- Your wrong 😕
- Your Right 😏
Most Helpful Guy
Apologizing while "not being wrong" won't be experienced by your boyfriend as a sincere apology. You will think you've done your part, but he'll still be pissed.
Here is an analogy for you:
Your behavior toward your boyfriend has been kind of like backing your car over the neighbor's cat. You neither intended nor sought a bad outcome, but you are still responsible for the consequences of your acts.
You really did shut out your boyfriend for a week. That really did cause him distress. You really have been minimizing your culpability here. You really did distrust your boyfriend by not informing him of your needs at the beginning of the week. You acted like he would fail you so why even bother.
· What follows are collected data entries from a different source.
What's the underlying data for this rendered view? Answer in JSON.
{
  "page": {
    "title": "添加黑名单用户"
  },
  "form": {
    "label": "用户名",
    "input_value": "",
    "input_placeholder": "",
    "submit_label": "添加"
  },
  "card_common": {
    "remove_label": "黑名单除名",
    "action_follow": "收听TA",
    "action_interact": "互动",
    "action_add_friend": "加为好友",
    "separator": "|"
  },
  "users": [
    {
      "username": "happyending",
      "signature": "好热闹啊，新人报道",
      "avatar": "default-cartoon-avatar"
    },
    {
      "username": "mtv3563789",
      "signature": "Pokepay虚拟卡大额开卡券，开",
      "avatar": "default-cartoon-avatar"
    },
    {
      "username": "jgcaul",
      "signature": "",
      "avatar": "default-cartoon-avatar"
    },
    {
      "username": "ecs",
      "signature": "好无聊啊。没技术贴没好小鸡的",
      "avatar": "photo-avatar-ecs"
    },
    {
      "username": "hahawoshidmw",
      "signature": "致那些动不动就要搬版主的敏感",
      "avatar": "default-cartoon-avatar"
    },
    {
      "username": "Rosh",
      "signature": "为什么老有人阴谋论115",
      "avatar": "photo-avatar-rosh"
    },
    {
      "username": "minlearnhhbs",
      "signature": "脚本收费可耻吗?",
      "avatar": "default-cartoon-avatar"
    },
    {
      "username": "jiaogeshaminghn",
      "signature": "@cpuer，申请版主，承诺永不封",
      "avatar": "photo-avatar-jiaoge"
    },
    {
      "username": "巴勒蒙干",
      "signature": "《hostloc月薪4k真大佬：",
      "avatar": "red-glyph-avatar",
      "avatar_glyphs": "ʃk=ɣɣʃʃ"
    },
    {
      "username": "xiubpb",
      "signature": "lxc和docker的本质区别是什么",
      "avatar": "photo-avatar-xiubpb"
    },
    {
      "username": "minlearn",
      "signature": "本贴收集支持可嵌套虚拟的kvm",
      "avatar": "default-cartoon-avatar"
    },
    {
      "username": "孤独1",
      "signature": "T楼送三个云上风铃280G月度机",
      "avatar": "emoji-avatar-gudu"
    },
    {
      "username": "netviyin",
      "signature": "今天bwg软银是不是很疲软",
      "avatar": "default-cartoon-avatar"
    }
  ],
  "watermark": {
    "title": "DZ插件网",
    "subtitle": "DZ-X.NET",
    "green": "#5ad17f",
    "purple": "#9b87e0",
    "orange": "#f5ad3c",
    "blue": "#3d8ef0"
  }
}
Telling him that you need some time alone to process some difficult news is not too much to expect from you, or at least it shouldn't be.
Most Helpful Girl
Put yourself in his place. How would you feel, if he was consistently ignoring you for a week?
100% guarantee you'd flip your shit and assume he's cheating or doesn't want to be with you anymore.
Yes, what you're going through is tough, but you can't just cut off your boyfriend completely without any warning and expect him to just be cool with that.
If you want to be left alone, you should have told him that from the start. Expecting him to magically know that you're not mad at him or don't want to see him again is absurd.
So yes, I'd say you're in the wrong here, as much as it sucks dealing with what you are.
However, insisting on talking and bringing up sex at this time is rather shitty of him. Very shitty, actually.
But then you said you haven't had sex in 2 months, which just points to even more problems within the relationship that I suspect both of you are at fault for.